Although it's billed as a live-stream, Saturday's concert has actually been filmed over the course of the last seven days by Paul Dugdale, who previously shot Ariana Grande and Taylor Swift's world tours for Netflix.
"It's obviously not the festival, it's a film but it's going to be as close to what it feels like to be here," says Eavis.
She takes us on a tour of the site - pointing out familiar landmarks like the Beehive, which we're more used to seeing swarming with people, accompanied by the relentless pounding of drum beats and the scent of freshly-baked doughnuts.
Instead, the farm is tranquil and nature is in full bloom.
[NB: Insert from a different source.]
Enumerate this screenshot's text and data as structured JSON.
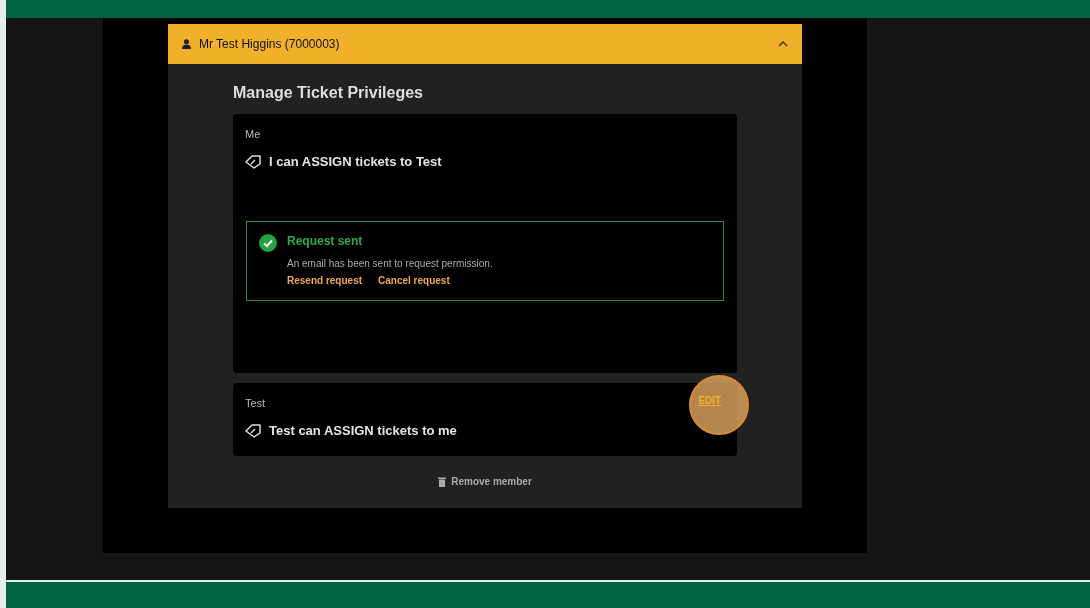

"It's May so everything is pure, peak life," says Eavis. "The cow parsley is on the railway line, all the wild garlic is out, and it's sunny. It's a beautiful time."
She assures fans who find themselves torn between Glastonbury and Eurovision (yes, they exist) that they will have the option of tuning in for a repeat of the live-stream on Sunday.
And while there's a "real buzz" about the concert film, she desperately hopes it's a one-off.
"It feels like [it will be] a really crucial part of our history - making it back after Covid," she says.
"It's going to be joyous when we come back, but this film will really capture a unique time in our history."